Tervita
- Traded as: TSX: TEV
- Industry: Energy equipment and services
- Predecessor: CCS Corporation
- Founded: 1979
- Fate: Acquired by Secure Energy Services
- Headquarters: 1600, 140 - 10 Avenue SE, Calgary, Alberta, Canada
- Key people: John W. Cooper (CEO & President) David Paul Werklund (Founder) Grant Billing (Board Chair)
- Products: Energy & Environmental Waste services
- Number of employees: 1,600
- Website: tervita.com

= Tervita =

Canadian energy and waste services company

Tervita was a public company based out of Alberta, Canada that specialized in energy and environmental waste services. It was co-founded by David P. Werklund as Concord Well Servicing in 1979. It became Canadian Crude Separators Corporation (CCS Corp.) in 1984. In 2012, twelve companies under CCS Corporation, to include CCS Midstream Services and Hazco, formed under Tervita.

==Profile==
The company offered services to include oil field waste disposal, landfill remediation, demolition, metals recycling, water treatment, civil and environmental construction, oil sands exploration, construction drilling and oil spill clean-up. It serves clients with locations throughout Canada and the United States.

==History==
In 1979, David Werklund and Gordon Vivian started Concord Well Servicing out of Valleyview, Alberta. With an investment from Werklund, CCS was formed in 1984, providing oil waste services. Hazco which provided water and environmental services was formed in 1989. Five years later CCS became a publicly traded company. Over the years Hazco and CCS acquire several energy and environmental waste-related companies. CCS would acquire Hazco in 2004. In 2007, CCS renames itself CCS Corporation and goes private. In 2012, the twelve similar companies combine under CCS Corporation and form Tervita.

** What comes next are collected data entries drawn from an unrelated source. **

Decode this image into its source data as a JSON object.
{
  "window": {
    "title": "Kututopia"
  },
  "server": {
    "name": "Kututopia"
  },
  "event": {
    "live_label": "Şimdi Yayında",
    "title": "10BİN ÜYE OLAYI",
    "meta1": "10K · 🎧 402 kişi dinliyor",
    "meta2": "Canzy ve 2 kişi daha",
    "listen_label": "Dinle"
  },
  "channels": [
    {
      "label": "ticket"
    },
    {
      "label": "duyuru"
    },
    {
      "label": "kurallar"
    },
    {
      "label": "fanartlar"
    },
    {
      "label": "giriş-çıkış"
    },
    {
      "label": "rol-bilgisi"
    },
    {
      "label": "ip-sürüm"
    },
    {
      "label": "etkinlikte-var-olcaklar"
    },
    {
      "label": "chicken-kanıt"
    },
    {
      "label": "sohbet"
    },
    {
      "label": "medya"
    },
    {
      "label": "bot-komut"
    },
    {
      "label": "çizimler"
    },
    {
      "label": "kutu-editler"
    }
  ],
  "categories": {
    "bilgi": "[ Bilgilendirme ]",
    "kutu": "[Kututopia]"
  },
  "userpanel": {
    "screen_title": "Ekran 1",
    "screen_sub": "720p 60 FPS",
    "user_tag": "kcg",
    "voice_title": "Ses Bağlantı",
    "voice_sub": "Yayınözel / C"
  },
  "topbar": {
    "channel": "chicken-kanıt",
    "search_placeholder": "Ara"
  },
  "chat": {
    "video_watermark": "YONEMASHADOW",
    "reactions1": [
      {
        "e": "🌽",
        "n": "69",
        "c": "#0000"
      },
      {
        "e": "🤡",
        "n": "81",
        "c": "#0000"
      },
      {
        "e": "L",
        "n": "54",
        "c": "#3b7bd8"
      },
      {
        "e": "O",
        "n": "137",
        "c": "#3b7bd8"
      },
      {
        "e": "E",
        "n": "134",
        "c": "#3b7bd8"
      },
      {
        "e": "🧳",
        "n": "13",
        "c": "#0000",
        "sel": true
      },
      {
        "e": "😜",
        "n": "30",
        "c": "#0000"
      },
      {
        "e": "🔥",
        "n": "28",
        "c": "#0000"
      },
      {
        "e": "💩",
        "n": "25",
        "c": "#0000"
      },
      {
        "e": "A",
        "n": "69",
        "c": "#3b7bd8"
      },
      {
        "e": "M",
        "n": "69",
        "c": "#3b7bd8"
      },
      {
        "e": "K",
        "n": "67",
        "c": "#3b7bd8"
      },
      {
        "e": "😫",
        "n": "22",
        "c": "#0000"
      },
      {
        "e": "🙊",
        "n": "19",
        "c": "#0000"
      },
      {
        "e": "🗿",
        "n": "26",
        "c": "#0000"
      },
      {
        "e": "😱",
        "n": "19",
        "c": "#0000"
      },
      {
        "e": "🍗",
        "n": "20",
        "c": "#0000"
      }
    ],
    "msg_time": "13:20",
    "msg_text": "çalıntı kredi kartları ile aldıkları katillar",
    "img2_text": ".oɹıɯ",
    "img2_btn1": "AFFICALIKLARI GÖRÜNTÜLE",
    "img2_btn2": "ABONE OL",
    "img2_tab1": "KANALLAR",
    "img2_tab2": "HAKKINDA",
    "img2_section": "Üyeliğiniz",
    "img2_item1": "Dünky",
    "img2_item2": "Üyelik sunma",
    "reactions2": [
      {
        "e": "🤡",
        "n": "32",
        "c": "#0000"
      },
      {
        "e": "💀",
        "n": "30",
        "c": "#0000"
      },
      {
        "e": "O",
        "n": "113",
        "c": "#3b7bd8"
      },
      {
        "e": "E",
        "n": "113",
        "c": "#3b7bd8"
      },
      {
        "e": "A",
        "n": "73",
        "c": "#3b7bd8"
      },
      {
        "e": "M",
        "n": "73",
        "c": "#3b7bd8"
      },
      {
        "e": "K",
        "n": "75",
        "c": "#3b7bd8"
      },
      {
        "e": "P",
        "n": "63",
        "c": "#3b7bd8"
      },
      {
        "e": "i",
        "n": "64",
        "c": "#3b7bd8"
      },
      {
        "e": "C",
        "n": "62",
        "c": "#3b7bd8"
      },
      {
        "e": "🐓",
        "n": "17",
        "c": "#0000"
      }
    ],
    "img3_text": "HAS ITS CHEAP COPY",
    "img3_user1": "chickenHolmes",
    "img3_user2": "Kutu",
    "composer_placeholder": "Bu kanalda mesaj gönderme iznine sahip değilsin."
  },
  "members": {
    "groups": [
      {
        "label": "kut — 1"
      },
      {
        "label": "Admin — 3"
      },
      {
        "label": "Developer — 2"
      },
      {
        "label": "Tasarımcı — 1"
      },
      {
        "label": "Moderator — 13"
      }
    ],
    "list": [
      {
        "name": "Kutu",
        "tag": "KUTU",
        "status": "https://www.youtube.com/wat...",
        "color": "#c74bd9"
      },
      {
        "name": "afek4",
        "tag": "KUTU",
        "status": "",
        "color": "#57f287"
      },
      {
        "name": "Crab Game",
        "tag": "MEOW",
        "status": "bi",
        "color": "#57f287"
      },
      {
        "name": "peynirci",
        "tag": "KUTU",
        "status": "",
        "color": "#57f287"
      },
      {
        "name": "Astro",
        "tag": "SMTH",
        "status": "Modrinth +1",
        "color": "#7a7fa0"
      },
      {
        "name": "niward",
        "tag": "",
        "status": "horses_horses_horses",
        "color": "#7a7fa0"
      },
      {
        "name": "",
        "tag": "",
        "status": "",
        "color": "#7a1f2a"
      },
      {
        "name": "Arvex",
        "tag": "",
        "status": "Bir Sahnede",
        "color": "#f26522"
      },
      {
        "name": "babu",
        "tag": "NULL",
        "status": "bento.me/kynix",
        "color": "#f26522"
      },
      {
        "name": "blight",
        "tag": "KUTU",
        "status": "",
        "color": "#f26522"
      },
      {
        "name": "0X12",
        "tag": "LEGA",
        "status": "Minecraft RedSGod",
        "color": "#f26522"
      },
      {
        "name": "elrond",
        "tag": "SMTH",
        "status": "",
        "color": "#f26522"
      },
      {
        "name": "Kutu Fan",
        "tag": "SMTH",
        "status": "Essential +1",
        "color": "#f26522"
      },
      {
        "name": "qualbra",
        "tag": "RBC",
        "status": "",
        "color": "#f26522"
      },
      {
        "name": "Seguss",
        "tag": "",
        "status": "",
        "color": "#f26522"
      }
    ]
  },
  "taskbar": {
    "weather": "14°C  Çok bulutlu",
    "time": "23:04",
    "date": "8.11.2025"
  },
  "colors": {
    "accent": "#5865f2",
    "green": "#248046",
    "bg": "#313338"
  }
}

In January 2015, the company won a Supreme Court of Canada decision, allowing it to develop a landfill in northeastern British Columbia through the CAD$6 million acquisition of Complete Environmental Inc. The plaintiff argued that Tervita would own all three landfills in northeast British Columbia and therefore it would eliminate competition. The decision was significant as the acquisition was small and it set the framework for future decisions based on market competition in Canada.

On July 19, 2018 Tervita Corporation and Newalta Corporation announced that they closed their previously announced business combination. The merged company operates under the name Tervita Corporation.

On July 2, 2021 Tervita was acquired by Secure Energy Services in an all-stock transaction.